Ethan took it, took a sip, nodded in approval. “Good coffee.”
“Thanks.” He’d have to ask Willow for tips.
“So do you know who it is?” Ethan asked. “The person contesting the will?”
“No, they’re anonymous for the moment, but it’ll have to come out, he says. I’m not ashamed to tell you, brother, the investments I’ve been living off have taken a hit this year.” He’d be all right, though, once he found the gold.
Ethan had a way of listening that made you feel like he cared about every word you uttered. “Come be a bouncer at Two Lilies,” he added at length. “We’d be proud to have you. And I’ll tell you, we’re fixin to need more help once the baby comes.”
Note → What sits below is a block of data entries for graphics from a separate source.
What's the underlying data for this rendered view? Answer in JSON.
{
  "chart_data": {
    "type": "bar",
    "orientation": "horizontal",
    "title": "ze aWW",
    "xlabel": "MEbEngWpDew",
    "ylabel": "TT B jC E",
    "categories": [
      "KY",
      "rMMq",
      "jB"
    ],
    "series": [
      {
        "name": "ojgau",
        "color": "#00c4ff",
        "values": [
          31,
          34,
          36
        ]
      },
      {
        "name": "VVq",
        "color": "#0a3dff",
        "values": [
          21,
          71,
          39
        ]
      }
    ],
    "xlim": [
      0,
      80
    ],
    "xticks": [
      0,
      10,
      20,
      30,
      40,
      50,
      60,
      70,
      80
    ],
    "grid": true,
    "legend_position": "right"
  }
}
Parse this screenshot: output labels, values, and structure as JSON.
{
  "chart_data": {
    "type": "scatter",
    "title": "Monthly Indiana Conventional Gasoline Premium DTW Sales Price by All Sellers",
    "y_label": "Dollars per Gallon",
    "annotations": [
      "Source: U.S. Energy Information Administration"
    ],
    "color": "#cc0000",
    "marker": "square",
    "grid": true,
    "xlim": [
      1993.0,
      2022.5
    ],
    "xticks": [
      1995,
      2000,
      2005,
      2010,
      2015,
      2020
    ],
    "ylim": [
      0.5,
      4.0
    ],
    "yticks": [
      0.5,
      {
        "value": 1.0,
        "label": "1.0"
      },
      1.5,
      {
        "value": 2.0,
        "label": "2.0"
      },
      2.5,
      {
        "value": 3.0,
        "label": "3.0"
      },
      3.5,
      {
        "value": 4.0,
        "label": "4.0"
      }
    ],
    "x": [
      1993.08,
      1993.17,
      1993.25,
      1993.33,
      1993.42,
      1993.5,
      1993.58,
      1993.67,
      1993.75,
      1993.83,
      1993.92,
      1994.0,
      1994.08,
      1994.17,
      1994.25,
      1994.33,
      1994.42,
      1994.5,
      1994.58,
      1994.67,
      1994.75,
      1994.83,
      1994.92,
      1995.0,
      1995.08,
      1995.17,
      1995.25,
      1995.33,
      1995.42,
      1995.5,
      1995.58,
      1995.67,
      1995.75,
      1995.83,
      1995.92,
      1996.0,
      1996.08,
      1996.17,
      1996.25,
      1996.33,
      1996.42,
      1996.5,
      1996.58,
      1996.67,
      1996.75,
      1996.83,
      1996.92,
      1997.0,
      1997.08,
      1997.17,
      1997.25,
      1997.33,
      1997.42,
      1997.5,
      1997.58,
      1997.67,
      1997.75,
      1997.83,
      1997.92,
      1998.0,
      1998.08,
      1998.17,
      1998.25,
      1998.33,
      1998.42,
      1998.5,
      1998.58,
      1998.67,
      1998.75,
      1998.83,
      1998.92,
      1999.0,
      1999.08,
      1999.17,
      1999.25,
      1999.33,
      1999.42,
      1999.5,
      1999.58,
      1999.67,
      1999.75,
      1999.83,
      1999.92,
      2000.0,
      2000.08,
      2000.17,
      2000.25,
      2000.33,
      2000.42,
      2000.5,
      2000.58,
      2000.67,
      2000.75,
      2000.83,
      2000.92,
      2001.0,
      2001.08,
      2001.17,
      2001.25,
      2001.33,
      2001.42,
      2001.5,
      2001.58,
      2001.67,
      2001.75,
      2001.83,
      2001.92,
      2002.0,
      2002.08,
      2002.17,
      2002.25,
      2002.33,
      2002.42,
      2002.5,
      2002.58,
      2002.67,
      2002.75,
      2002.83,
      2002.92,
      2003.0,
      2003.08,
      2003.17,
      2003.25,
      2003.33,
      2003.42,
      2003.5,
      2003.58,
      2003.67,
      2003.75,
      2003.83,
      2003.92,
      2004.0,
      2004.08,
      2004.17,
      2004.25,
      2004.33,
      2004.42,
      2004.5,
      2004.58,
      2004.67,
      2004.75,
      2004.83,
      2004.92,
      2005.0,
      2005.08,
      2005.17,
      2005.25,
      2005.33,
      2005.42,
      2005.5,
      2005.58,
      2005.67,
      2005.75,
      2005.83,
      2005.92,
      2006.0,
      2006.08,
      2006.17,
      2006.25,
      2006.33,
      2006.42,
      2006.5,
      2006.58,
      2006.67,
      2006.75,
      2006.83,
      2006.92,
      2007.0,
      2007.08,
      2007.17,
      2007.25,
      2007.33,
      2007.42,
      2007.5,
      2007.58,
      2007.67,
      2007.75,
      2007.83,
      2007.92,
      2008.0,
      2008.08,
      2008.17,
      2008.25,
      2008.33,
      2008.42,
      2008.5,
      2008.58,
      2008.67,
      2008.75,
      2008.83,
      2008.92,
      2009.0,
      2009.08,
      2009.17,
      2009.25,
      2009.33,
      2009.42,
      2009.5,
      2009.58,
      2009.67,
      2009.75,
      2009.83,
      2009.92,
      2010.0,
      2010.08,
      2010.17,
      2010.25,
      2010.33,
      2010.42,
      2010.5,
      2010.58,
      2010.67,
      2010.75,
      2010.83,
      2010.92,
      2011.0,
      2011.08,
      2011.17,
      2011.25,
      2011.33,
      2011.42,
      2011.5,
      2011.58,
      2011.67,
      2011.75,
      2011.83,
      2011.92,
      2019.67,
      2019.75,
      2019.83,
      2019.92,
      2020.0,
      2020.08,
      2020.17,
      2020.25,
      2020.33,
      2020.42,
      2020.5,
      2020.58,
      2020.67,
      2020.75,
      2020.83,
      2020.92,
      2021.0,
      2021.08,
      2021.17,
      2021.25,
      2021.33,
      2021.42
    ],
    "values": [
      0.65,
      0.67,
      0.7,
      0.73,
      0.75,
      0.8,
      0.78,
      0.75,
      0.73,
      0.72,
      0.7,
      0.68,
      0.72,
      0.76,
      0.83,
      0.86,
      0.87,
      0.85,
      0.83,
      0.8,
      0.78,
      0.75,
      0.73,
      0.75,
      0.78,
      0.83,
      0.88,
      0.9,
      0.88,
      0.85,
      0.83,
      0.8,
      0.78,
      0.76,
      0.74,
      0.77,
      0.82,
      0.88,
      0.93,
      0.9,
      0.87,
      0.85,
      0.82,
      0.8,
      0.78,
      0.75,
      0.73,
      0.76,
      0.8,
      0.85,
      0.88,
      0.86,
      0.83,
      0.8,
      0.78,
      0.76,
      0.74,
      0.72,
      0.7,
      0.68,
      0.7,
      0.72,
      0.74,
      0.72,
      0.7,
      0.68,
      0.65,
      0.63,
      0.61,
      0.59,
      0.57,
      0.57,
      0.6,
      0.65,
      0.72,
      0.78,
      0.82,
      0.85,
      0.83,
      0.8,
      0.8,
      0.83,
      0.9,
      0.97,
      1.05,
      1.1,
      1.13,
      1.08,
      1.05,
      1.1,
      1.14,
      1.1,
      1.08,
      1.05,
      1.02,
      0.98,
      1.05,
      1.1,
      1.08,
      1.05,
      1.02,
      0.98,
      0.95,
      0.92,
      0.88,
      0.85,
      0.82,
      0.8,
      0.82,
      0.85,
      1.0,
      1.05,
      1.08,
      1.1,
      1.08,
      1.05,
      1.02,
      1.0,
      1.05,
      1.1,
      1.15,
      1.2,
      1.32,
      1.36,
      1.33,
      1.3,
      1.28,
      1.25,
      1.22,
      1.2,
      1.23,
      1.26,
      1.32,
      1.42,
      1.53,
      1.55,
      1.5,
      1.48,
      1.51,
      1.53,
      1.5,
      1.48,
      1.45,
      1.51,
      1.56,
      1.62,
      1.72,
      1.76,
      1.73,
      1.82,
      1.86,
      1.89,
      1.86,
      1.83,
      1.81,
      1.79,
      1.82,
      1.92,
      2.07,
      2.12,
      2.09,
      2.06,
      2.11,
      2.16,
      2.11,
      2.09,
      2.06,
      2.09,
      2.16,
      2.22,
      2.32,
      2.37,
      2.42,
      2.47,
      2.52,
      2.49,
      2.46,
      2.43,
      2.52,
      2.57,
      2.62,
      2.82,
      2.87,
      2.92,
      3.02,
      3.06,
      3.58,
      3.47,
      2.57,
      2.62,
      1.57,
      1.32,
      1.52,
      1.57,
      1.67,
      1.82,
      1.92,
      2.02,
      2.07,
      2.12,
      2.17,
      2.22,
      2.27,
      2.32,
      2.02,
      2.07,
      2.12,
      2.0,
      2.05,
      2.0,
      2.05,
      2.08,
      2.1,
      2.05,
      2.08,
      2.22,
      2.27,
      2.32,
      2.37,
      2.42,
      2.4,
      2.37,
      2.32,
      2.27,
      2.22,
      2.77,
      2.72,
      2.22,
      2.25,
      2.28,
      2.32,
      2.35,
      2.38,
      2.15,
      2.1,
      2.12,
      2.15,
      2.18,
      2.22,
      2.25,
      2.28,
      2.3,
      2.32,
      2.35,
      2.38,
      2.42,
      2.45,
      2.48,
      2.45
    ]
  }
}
“I’m considering it,” he said. But not until he finished his mission.
“Why do you want to retrace de Lorean’s steps in Quinn?” Ethan asked as if he’d read his mind.
Jeremiah sipped his coffee to avoid meeting his brother’s eyes. It was getting harder to lie to peoples’ faces since he’d come here, and he was damned if he knew why.
“I don’t expect you to understand. You barely knew our father. You were still a baby when your mother left you on the doorstep of the Texas Brand. But I did, even though he was in prison, he was my dad. I visited every weekend, and for a long time I thought he…”
“Loved you,” Ethan said. “That-son-of-a?—”
“This is the last place he was free,” Jeremiah said. “He never made bail. He was convicted fast, sentenced faster, and he died in prison. I just…I want to walk his steps in those last few days. I want to see if I can figure out who he was, at the end.”
Ethan nodded slow, and there was a long stretch before he spoke. He said, “You want to find something that redeems him in your eyes? For pushing your mother to suicide and killing mine with his bare hands?”
“There is no redemption for that. Not for what he did to our mothers.”
Again, his brother nodded. “What, then?”
Jeremiah replied without any forethought at all. “I want to find some trace of decency in him. I think that’s what it is. I want to find one good thing. I think I need to.” It amazed him to realize it was the truth. He hadn’t even realized it himself until Ethan had asked.
“You know why you want to find it?”
“No. I got no idea.”
“I think I do,” Ethan said. “But I think you have to find out for yourself.”
His brother nodded slow. “Well, if I never do, enlighten me at some point, huh?”